Не знает мир времени. Я вздрагиваю, будто пробудившись, и вижу, что Мартышка сейчас испытывает то же, что и я… вообще она ломака страшная, все время так следит за красотой выражений, поз, но на губах ее сейчас свободно проступает признательно-растерянная тихая улыбка — непогрешимо верный знак того, что позабыла, где кончился сам человек и где простерлось вширь и в высоту все остальное… что плоть ее уже замещена молчанием промороженной земли, молчанием сияющего снега, стального света неба, запрудившего улицу и город; во взгляде, обращенном внутрь, живой водой плещется немое восхищение; с такой улыбкой и с таким лицом ждала меня когда-то, верно, мать, кладя взволнованную руку на грузно округлившийся живот.

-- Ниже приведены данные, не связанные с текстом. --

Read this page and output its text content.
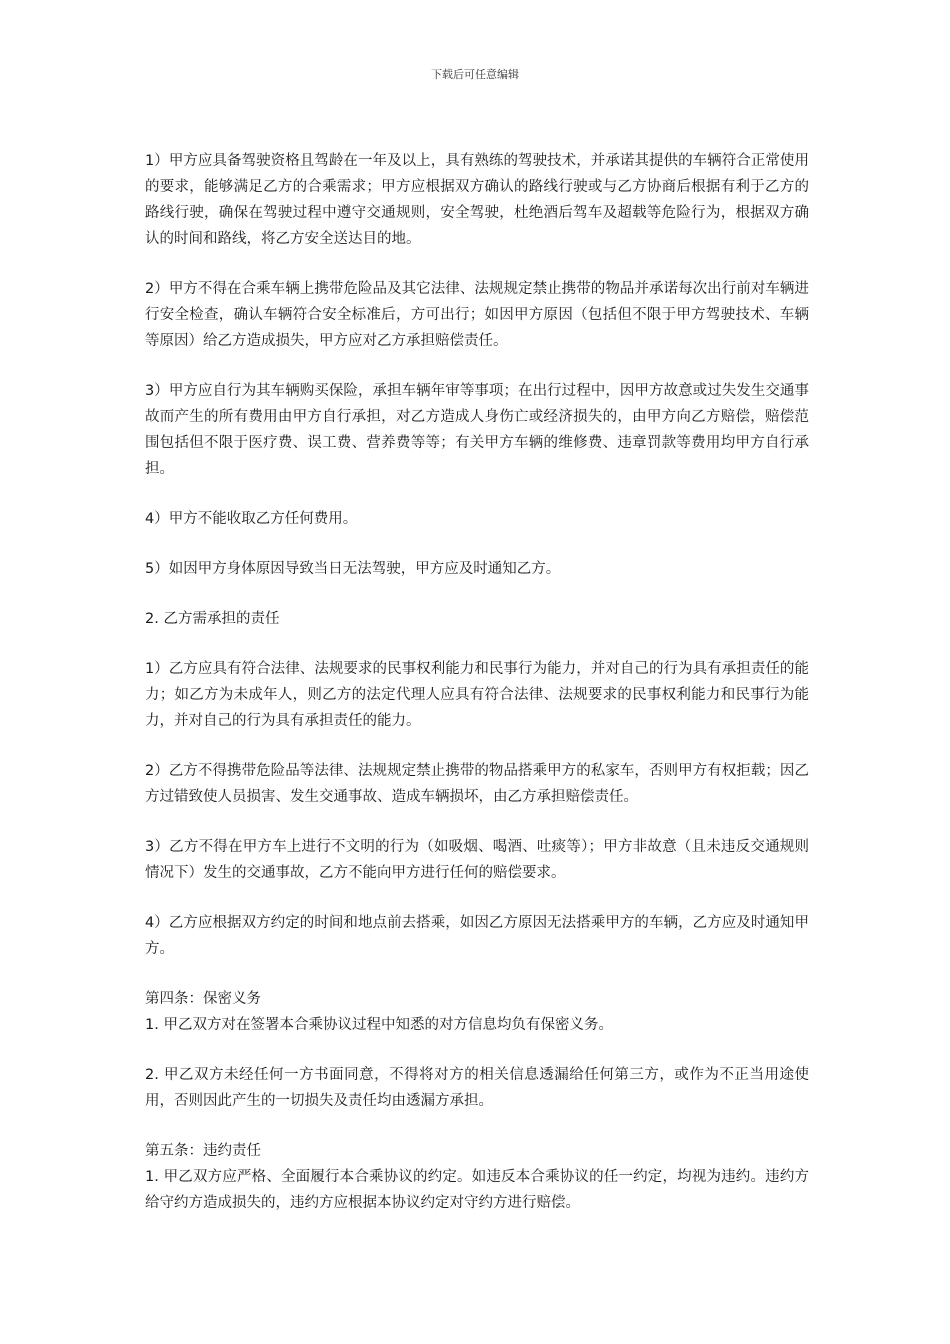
下载后可任意编辑

1）甲方应具备驾驶资格且驾龄在一年及以上，具有熟练的驾驶技术，并承诺其提供的车辆符合正常使用的要求，能够满足乙方的合乘需求；甲方应根据双方确认的路线行驶或与乙方协商后根据有利于乙方的路线行驶，确保在驾驶过程中遵守交通规则，安全驾驶，杜绝酒后驾车及超载等危险行为，根据双方确认的时间和路线，将乙方安全送达目的地。

2）甲方不得在合乘车辆上携带危险品及其它法律、法规规定禁止携带的物品并承诺每次出行前对车辆进行安全检查，确认车辆符合安全标准后，方可出行；如因甲方原因（包括但不限于甲方驾驶技术、车辆等原因）给乙方造成损失，甲方应对乙方承担赔偿责任。

3）甲方应自行为其车辆购买保险，承担车辆年审等事项；在出行过程中，因甲方故意或过失发生交通事故而产生的所有费用由甲方自行承担，对乙方造成人身伤亡或经济损失的，由甲方向乙方赔偿，赔偿范围包括但不限于医疗费、误工费、营养费等等；有关甲方车辆的维修费、违章罚款等费用均甲方自行承担。

4）甲方不能收取乙方任何费用。

5）如因甲方身体原因导致当日无法驾驶，甲方应及时通知乙方。

2. 乙方需承担的责任

1）乙方应具有符合法律、法规要求的民事权利能力和民事行为能力，并对自己的行为具有承担责任的能力；如乙方为未成年人，则乙方的法定代理人应具有符合法律、法规要求的民事权利能力和民事行为能力，并对自己的行为具有承担责任的能力。

2）乙方不得携带危险品等法律、法规规定禁止携带的物品搭乘甲方的私家车，否则甲方有权拒载；因乙方过错致使人员损害、发生交通事故、造成车辆损坏，由乙方承担赔偿责任。

3）乙方不得在甲方车上进行不文明的行为（如吸烟、喝酒、吐痰等）；甲方非故意（且未违反交通规则情况下）发生的交通事故，乙方不能向甲方进行任何的赔偿要求。

4）乙方应根据双方约定的时间和地点前去搭乘，如因乙方原因无法搭乘甲方的车辆，乙方应及时通知甲方。

第四条：保密义务

1. 甲乙双方对在签署本合乘协议过程中知悉的对方信息均负有保密义务。

2. 甲乙双方未经任何一方书面同意，不得将对方的相关信息透漏给任何第三方，或作为不正当用途使用，否则因此产生的一切损失及责任均由透漏方承担。

第五条：违约责任

1. 甲乙双方应严格、全面履行本合乘协议的约定。如违反本合乘协议的任一约定，均视为违约。违约方给守约方造成损失的，违约方应根据本协议约定对守约方进行赔偿。
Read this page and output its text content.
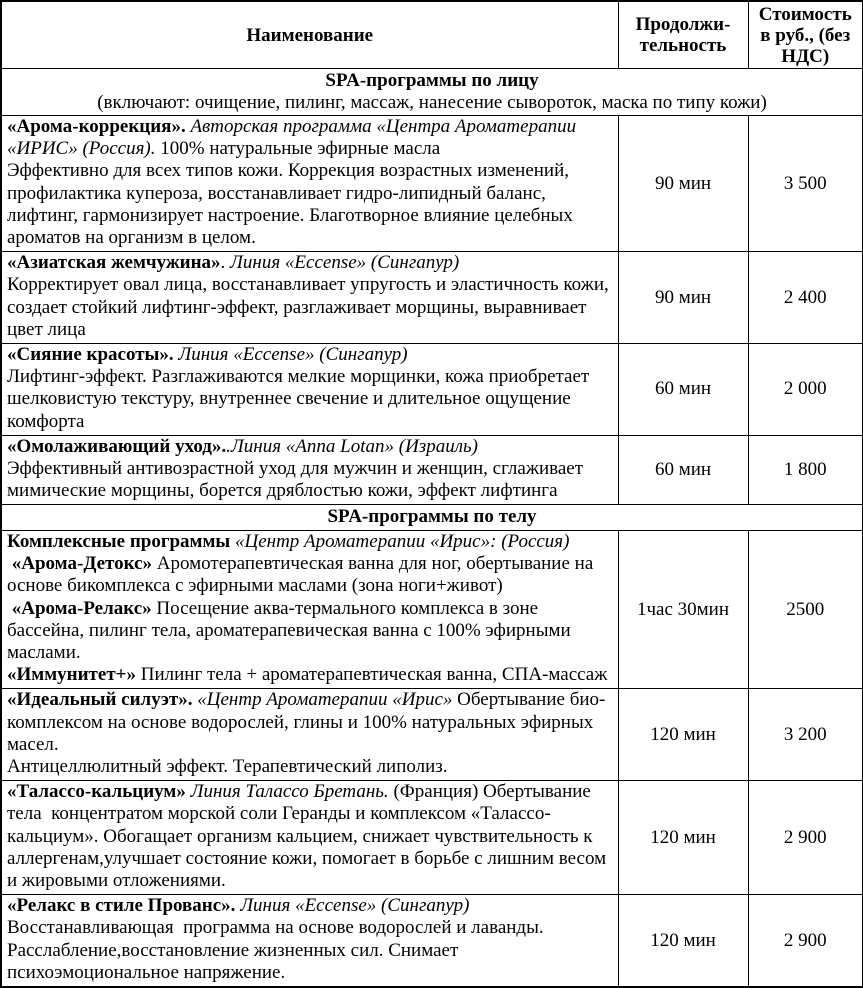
Наименование	Продолжи-тельность	Стоимость в руб., (без НДС)

SPA-программы по лицу
(включают: очищение, пилинг, массаж, нанесение сывороток, маска по типу кожи)		

«Арома-коррекция». Авторская программа «Центра Ароматерапии «ИРИС» (Россия). 100% натуральные эфирные масла
Эффективно для всех типов кожи. Коррекция возрастных изменений, профилактика купероза, восстанавливает гидро-липидный баланс, лифтинг, гармонизирует настроение. Благотворное влияние целебных ароматов на организм в целом.	90 мин	3 500
«Азиатская жемчужина». Линия «Eccense» (Сингапур)
Корректирует овал лица, восстанавливает упругость и эластичность кожи, создает стойкий лифтинг-эффект, разглаживает морщины, выравнивает цвет лица	90 мин	2 400
«Сияние красоты». Линия «Eccense» (Сингапур)
Лифтинг-эффект. Разглаживаются мелкие морщинки, кожа приобретает шелковистую текстуру, внутреннее свечение и длительное ощущение комфорта	60 мин	2 000
«Омолаживающий уход»..Линия «Anna Lotan» (Израиль)
Эффективный антивозрастной уход для мужчин и женщин, сглаживает мимические морщины, борется дряблостью кожи, эффект лифтинга	60 мин	1 800

SPA-программы по телу		

Комплексные программы «Центр Ароматерапии «Ирис»: (Россия)
«Арома-Детокс» Аромотерапевтическая ванна для ног, обертывание на основе бикомплекса с эфирными маслами (зона ноги+живот)
«Арома-Релакс» Посещение аква-термального комплекса в зоне бассейна, пилинг тела, ароматерапевическая ванна с 100% эфирными маслами.
«Иммунитет+» Пилинг тела + ароматерапевтическая ванна, СПА-массаж	1час 30мин	2500
«Идеальный силуэт». «Центр Ароматерапии «Ирис» Обертывание био-комплексом на основе водорослей, глины и 100% натуральных эфирных масел.
Антицеллюлитный эффект. Терапевтический липолиз.	120 мин	3 200
«Талассо-кальциум» Линия Талассо Бретань. (Франция) Обертывание тела  концентратом морской соли Геранды и комплексом «Талассо-кальциум». Обогащает организм кальцием, снижает чувствительность к аллергенам,улучшает состояние кожи, помогает в борьбе с лишним весом и жировыми отложениями.	120 мин	2 900
«Релакс в стиле Прованс». Линия «Eccense» (Сингапур)
Восстанавливающая  программа на основе водорослей и лаванды. Расслабление,восстановление жизненных сил. Снимает психоэмоциональное напряжение.	120 мин	2 900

— Пойдем на насыпь, — говорю я ей, когда она, очнувшись, замечает, что я слежу за ней странными глазами.
— Ты что — опять? — Мартышка злится, оттопыривая облизанную, словно барбариска, нижнюю губу.
— Чего опять?
— То, то опять. Всю совесть прокатал уже.
— Послушай, — говорю, — когда я говорю «пойдем на насыпь», то это то и значит, что мы немного постоим и поглядим на поезда.
— Школа — там, — она показывает направление кивком. — Мне надоело врать твоей Грозе, что ты болеешь… я скоро окосею от вранья. Смотри, погоришь.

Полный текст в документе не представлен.